I love baking and must say that I found this book to be utterly inspirational. Each turn of the page was accompanied by my quiet murmurs of appreciation and very happy sighs, as I carefully marked out the recipes I couldn’t wait to try. He covers every aspect of baking from cookies, through cakes, pastry and tarts to breads, with the origin of each recipe being briefly explained and each technique described in detail and illustrated with excellent photographs.
In the interests of comprehensive research (and just for the sheer joy of it) I successfully tried three separate recipes from different sections of the book. I made his Yoghurt Bread first up – and will, in future, be doubling the amounts as it makes a truly delicious, but quite small loaf. Raynauds favourite method for bread making is to use a pre-fermented mixture called a poolish, which gives a subtle sourness and a much more consistent overall fermentation process – all of which is explained thoroughly. I then moved on to his divine Olive Oil Cake with Candied Lemons and Lavender and finally the fragrant and delicate little cookies called Orange Blossom Navettes, but won’t be stopping there.
This book is perhaps better suited to those who already have some baking experience under their belts and who may be looking to expand their repertoire but, having said that, there are a few fairly simple recipes that a confident beginner could easily attempt. One such is the delightful Orange Blossom Navettes and I include the recipe here. I did find that I needed to add a little more olive oil than stipulated, but the result is a short, delightful little snack that goes down brilliantly with a cup of tea – and that, for me, is bliss.
Orange Blossom Navettes
- 500 g 1lb 2oz plain (all-purpose) flour
- 250 g 9oz caster (superfine) sugar
- 1/2 tsp fine salt
- 2 eggs lightly beaten
- 120 ml 4 fl oz olive oil
- finely grated zest of 1 orange
- 1 Tbsp orange blossom water
- 2 eggs extra
- Combine flour, sugar & salt in a bowl, make a well in the centre.
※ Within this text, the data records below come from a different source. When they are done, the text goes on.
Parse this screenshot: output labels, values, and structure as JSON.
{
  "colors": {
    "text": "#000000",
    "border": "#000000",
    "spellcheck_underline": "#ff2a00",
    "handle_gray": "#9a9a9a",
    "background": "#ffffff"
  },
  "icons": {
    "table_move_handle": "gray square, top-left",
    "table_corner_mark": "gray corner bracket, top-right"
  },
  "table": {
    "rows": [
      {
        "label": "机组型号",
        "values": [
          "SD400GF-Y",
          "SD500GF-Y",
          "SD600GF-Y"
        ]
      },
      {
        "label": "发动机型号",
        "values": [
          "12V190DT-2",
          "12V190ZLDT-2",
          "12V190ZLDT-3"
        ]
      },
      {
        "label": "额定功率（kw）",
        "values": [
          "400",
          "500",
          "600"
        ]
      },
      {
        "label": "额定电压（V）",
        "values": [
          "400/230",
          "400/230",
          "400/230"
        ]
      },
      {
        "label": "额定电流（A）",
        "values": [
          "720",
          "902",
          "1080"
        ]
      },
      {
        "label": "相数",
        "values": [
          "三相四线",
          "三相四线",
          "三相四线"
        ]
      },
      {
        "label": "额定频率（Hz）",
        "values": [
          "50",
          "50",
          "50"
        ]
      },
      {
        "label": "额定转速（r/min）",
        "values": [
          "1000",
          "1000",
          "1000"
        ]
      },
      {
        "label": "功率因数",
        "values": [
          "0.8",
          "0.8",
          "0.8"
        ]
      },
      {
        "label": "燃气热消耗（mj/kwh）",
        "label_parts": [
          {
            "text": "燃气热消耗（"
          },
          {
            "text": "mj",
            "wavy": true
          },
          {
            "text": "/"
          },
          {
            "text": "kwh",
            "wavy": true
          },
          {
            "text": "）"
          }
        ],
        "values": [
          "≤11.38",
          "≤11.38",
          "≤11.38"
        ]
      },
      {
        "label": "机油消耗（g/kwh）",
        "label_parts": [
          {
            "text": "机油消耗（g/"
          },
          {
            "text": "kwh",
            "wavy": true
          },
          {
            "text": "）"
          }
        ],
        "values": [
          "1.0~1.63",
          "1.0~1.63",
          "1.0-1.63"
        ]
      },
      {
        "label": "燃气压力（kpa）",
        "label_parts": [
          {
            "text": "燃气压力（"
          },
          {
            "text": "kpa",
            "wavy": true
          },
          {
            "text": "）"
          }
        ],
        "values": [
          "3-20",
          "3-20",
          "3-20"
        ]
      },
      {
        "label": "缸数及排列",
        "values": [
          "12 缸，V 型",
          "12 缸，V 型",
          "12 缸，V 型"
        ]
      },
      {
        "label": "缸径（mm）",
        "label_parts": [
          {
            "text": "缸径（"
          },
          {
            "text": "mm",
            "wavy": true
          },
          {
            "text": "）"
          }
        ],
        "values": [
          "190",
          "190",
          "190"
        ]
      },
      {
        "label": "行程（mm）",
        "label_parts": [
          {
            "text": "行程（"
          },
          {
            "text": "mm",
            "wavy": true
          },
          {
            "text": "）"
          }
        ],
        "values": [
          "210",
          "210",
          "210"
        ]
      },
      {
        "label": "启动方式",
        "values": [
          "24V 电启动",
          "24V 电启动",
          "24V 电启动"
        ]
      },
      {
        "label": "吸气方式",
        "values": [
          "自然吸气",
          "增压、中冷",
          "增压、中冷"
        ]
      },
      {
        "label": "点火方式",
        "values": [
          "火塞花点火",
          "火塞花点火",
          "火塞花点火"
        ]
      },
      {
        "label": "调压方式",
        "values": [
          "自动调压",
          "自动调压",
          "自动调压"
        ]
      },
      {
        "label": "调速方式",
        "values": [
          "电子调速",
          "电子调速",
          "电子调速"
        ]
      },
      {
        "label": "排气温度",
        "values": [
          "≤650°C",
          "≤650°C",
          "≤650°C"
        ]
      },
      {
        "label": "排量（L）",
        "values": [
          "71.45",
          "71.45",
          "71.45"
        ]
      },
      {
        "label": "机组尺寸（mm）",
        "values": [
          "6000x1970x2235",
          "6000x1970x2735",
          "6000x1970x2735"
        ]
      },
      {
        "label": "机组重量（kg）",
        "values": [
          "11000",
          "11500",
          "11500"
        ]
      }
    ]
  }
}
Add the lightly beaten eggs, olive oil, orange zest and orange blossom water and use your hands to mix it all together for 5 minutes, until smooth. Cover with a cloth and set a side at room temp for 1 hour. Any short doughs, such as shortbreads made with flour and a liquid (eggs), must be left to rest for at least an hour to allow the gluten strands (wheat protein( to relax and shorten. Failing to do this will inevitably lead to a tough and unpleasant texture.
- Line 2 baking trays with baking paper or a silicone mat. Divide dough into 4 portions, then roll each portion into a cylinder about 4 cm (1 1/2 inch) diameter. Using a small, sharp knife, cut each cylinder into 8 pieces. shape each piece into a 10 cm (4 inch)long roll, then pinch the ends slightly to give them a tapered shape. Place on lined trays, spacing about 5 cm ( 2 inches) apart.
- Using a sharp knife, make a deep incision lengthways down the middle of each roll. Put the extra eggs into a small bowl and whisk with a fork until well combined. Lightly brush the tops of the rolls with the egg wash, then place trays in the fridge to rest for 1 hour.
- Preheat oven to 180C (350F). Cooking one tray at a time, bake on the bottom shelf for 15-20 minutes, or until the bases are slightly brown and the tops are dark blonde. If the biscuits are browning too quickly, cover loosely with a piece of foil and continue baking.
- Cool on the trays, then store in airtight container for up to 2 weeks.
The French Baker was kindly supplied to Lambs Ears and Honey as a review copy, by Murdoch Books.